Sin darle demasiadas vueltas afirma que lo hacen “al amparo de las comunidades protectoras”, porque, como he dicho mil veces, las familias, los vecinos, los amigos los respaldan, apoyan, protegen.

Y, ¿cómo no? Antes no tenían nada, ahora tienen todo lo que siempre desearon, lo que ven en los medios que tienen los ricos: casa, autos, viajes a la playa, “una vida muy bonita”, dice.

Y, ¿cómo no?, pues se benefician todos: desde el dueño de una alquiladora de mesas y sillas para fiestas, que asegura en una entrevista en la televisión que su negocio ha prosperado mucho porque ahora hay dinero y se organizan muchas fiestas en su pueblo, hasta los trabajadores de Pemex que, si le creemos al secretario Meade, están en el negocio. Y por supuesto, los policías y autoridades que, si le creemos a Leo Zuckermann, se benefician de las actividades ilegales porque extorsionan a quienes las llevan a cabo. Por eso existen no solo huachicoleros sino taxis pirata, puestos callejeros, construcciones sin autorización.

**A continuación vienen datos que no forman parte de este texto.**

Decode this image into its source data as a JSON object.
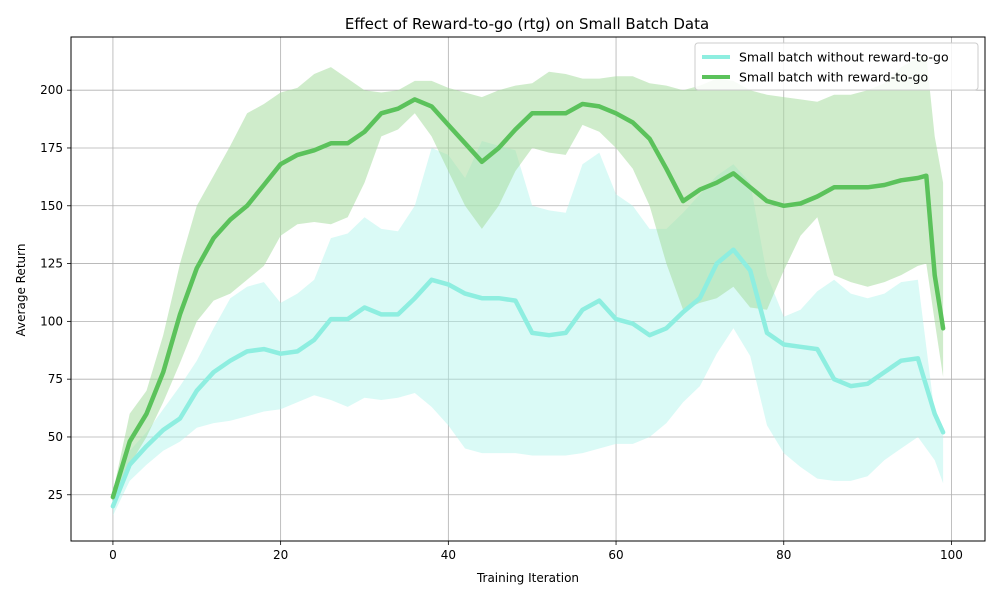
{
  "chart_data": {
    "type": "line",
    "title": "Effect of Reward-to-go (rtg) on Small Batch Data",
    "xlabel": "Training Iteration",
    "ylabel": "Average Return",
    "xlim": [
      -5,
      104
    ],
    "ylim": [
      5,
      223
    ],
    "xticks": [
      0,
      20,
      40,
      60,
      80,
      100
    ],
    "yticks": [
      25,
      50,
      75,
      100,
      125,
      150,
      175,
      200
    ],
    "grid": true,
    "legend_position": "top-right",
    "series": [
      {
        "name": "Small batch without reward-to-go",
        "color": "#8eeee0",
        "band_color": "#aef5ea",
        "x": [
          0,
          2,
          4,
          6,
          8,
          10,
          12,
          14,
          16,
          18,
          20,
          22,
          24,
          26,
          28,
          30,
          32,
          34,
          36,
          38,
          40,
          42,
          44,
          46,
          48,
          50,
          52,
          54,
          56,
          58,
          60,
          62,
          64,
          66,
          68,
          70,
          72,
          74,
          76,
          78,
          80,
          82,
          84,
          86,
          88,
          90,
          92,
          94,
          96,
          98,
          99
        ],
        "y": [
          20,
          38,
          46,
          53,
          58,
          70,
          78,
          83,
          87,
          88,
          86,
          87,
          92,
          101,
          101,
          106,
          103,
          103,
          110,
          118,
          116,
          112,
          110,
          110,
          109,
          95,
          94,
          95,
          105,
          109,
          101,
          99,
          94,
          97,
          104,
          110,
          125,
          131,
          122,
          95,
          90,
          89,
          88,
          75,
          72,
          73,
          78,
          83,
          84,
          60,
          52
        ],
        "upper": [
          25,
          44,
          52,
          62,
          72,
          83,
          97,
          110,
          115,
          117,
          108,
          112,
          118,
          136,
          138,
          145,
          140,
          139,
          150,
          175,
          172,
          162,
          178,
          176,
          174,
          150,
          148,
          147,
          168,
          173,
          155,
          150,
          140,
          140,
          147,
          155,
          163,
          168,
          160,
          120,
          102,
          105,
          113,
          118,
          112,
          110,
          112,
          117,
          118,
          60,
          52
        ],
        "lower": [
          16,
          31,
          38,
          44,
          48,
          54,
          56,
          57,
          59,
          61,
          62,
          65,
          68,
          66,
          63,
          67,
          66,
          67,
          69,
          63,
          55,
          45,
          43,
          43,
          43,
          42,
          42,
          42,
          43,
          45,
          47,
          47,
          50,
          56,
          65,
          72,
          86,
          97,
          85,
          55,
          43,
          37,
          32,
          31,
          31,
          33,
          40,
          45,
          50,
          40,
          30
        ]
      },
      {
        "name": "Small batch with reward-to-go",
        "color": "#5bc25b",
        "band_color": "#a8dca0",
        "x": [
          0,
          2,
          4,
          6,
          8,
          10,
          12,
          14,
          16,
          18,
          20,
          22,
          24,
          26,
          28,
          30,
          32,
          34,
          36,
          38,
          40,
          42,
          44,
          46,
          48,
          50,
          52,
          54,
          56,
          58,
          60,
          62,
          64,
          66,
          68,
          70,
          72,
          74,
          76,
          78,
          80,
          82,
          84,
          86,
          88,
          90,
          92,
          94,
          96,
          97,
          98,
          99
        ],
        "y": [
          24,
          48,
          60,
          78,
          103,
          123,
          136,
          144,
          150,
          159,
          168,
          172,
          174,
          177,
          177,
          182,
          190,
          192,
          196,
          193,
          185,
          177,
          169,
          175,
          183,
          190,
          190,
          190,
          194,
          193,
          190,
          186,
          179,
          166,
          152,
          157,
          160,
          164,
          158,
          152,
          150,
          151,
          154,
          158,
          158,
          158,
          159,
          161,
          162,
          163,
          120,
          97
        ],
        "upper": [
          26,
          60,
          70,
          94,
          125,
          150,
          163,
          176,
          190,
          194,
          199,
          201,
          207,
          210,
          205,
          200,
          199,
          200,
          204,
          204,
          201,
          199,
          197,
          200,
          202,
          203,
          208,
          207,
          205,
          205,
          206,
          206,
          203,
          202,
          200,
          202,
          205,
          204,
          200,
          198,
          197,
          196,
          195,
          198,
          198,
          200,
          203,
          210,
          214,
          215,
          180,
          160
        ],
        "lower": [
          22,
          38,
          50,
          65,
          82,
          100,
          109,
          112,
          118,
          124,
          137,
          142,
          143,
          142,
          145,
          160,
          180,
          183,
          190,
          180,
          165,
          150,
          140,
          150,
          165,
          175,
          173,
          172,
          185,
          182,
          175,
          166,
          150,
          125,
          105,
          108,
          110,
          115,
          106,
          105,
          122,
          137,
          145,
          120,
          117,
          115,
          117,
          120,
          124,
          125,
          100,
          76
        ]
      }
    ]
  }
}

Y ni qué decir de tantos empresarios de esos cuyas asociaciones y cámaras dan discursos contra la corrupción, pero que según el SAT, por lo menos hay 70 mil empresas que compran combustible robado.

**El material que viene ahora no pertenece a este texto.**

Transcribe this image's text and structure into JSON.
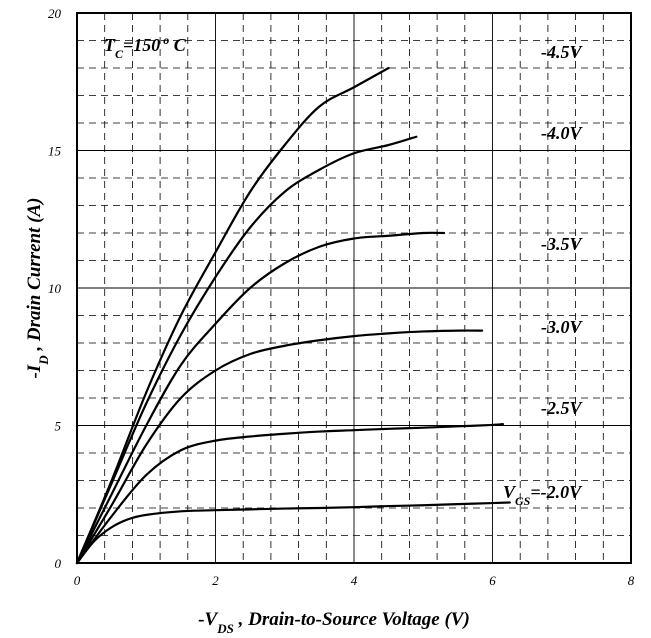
{
  "chart_data": {
    "type": "line",
    "title": "",
    "xlabel": {
      "prefix": "-V",
      "sub": "DS",
      "suffix": " , Drain-to-Source Voltage (V)"
    },
    "ylabel": {
      "prefix": "-I",
      "sub": "D",
      "suffix": " , Drain Current (A)"
    },
    "xlim": [
      0,
      8
    ],
    "ylim": [
      0,
      20
    ],
    "x_ticks": [
      "0",
      "2",
      "4",
      "6",
      "8"
    ],
    "y_ticks": [
      "0",
      "5",
      "10",
      "15",
      "20"
    ],
    "grid": {
      "major": "solid",
      "minor": "dashed",
      "minor_step_x": 0.4,
      "minor_step_y": 1
    },
    "temperature": {
      "prefix": "T",
      "sub": "C",
      "suffix": "=150",
      "sup": "o",
      "unit": " C"
    },
    "vgs_prefix": {
      "main": "V",
      "sub": "GS"
    },
    "series": [
      {
        "name": "-4.5V",
        "label": "-4.5V",
        "x": [
          0,
          0.5,
          1.0,
          1.5,
          2.0,
          2.5,
          3.0,
          3.5,
          4.0,
          4.5
        ],
        "y": [
          0,
          3.0,
          6.2,
          9.0,
          11.3,
          13.5,
          15.2,
          16.6,
          17.3,
          18.0
        ]
      },
      {
        "name": "-4.0V",
        "label": "-4.0V",
        "x": [
          0,
          0.5,
          1.0,
          1.5,
          2.0,
          2.5,
          3.0,
          3.5,
          4.0,
          4.5,
          4.9
        ],
        "y": [
          0,
          2.9,
          5.8,
          8.3,
          10.4,
          12.2,
          13.5,
          14.3,
          14.9,
          15.2,
          15.5
        ]
      },
      {
        "name": "-3.5V",
        "label": "-3.5V",
        "x": [
          0,
          0.5,
          1.0,
          1.5,
          2.0,
          2.5,
          3.0,
          3.5,
          4.0,
          4.5,
          5.0,
          5.3
        ],
        "y": [
          0,
          2.5,
          5.0,
          7.2,
          8.7,
          10.0,
          10.9,
          11.5,
          11.8,
          11.9,
          12.0,
          12.0
        ]
      },
      {
        "name": "-3.0V",
        "label": "-3.0V",
        "x": [
          0,
          0.5,
          1.0,
          1.5,
          2.0,
          2.5,
          3.0,
          3.5,
          4.0,
          4.5,
          5.0,
          5.5,
          5.85
        ],
        "y": [
          0,
          2.1,
          4.3,
          6.0,
          7.0,
          7.6,
          7.9,
          8.1,
          8.25,
          8.35,
          8.42,
          8.45,
          8.45
        ]
      },
      {
        "name": "-2.5V",
        "label": "-2.5V",
        "x": [
          0,
          0.5,
          1.0,
          1.5,
          2.0,
          2.5,
          3.0,
          3.5,
          4.0,
          4.5,
          5.0,
          5.5,
          6.0,
          6.15
        ],
        "y": [
          0,
          1.7,
          3.2,
          4.1,
          4.45,
          4.6,
          4.7,
          4.78,
          4.83,
          4.88,
          4.92,
          4.97,
          5.02,
          5.05
        ]
      },
      {
        "name": "-2.0V",
        "label": "=-2.0V",
        "x": [
          0,
          0.25,
          0.5,
          0.75,
          1.0,
          1.5,
          2.0,
          2.5,
          3.0,
          3.5,
          4.0,
          4.5,
          5.0,
          5.5,
          6.0,
          6.25
        ],
        "y": [
          0,
          0.8,
          1.3,
          1.6,
          1.75,
          1.88,
          1.92,
          1.95,
          1.98,
          2.0,
          2.03,
          2.07,
          2.1,
          2.14,
          2.18,
          2.2
        ]
      }
    ]
  }
}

O sea: todos en el negocio.

¿Y la ley? Bueno sí, la ley.

Dice el huachicolero: cuando los medios le meten ruido al asunto, van policías y hasta el Ejército y vigilan mucho un lugar. Pero es cosa de esperar, al rato se retiran y todo vuelve a ser como antes.

¿Denunciar?

Leonardo Núñez González, académico que se dedica a buscar el dinero que “desaparece”, explica: las denuncias van a parar a la PGR y allí se convierten en letra muerta. Desde 1999 hasta hoy se han hecho 740, de las cuales se han resuelto 30. El 4% en casi dos décadas. Y recuerda: de Javier Duarte se hicieron las denuncias desde 2013, y ¿qué pasó? Nada.

Entre burocracias y complicidades te veas.

En conclusión, querido Macario, no es un problema de narrativa. México no tendrá remedio mientras tantos se beneficien de la delincuencia y la corrupción.

Y los que no… pues aquí seguiremos, imaginando soluciones.

 

Escritora e investigadora en la UNAM.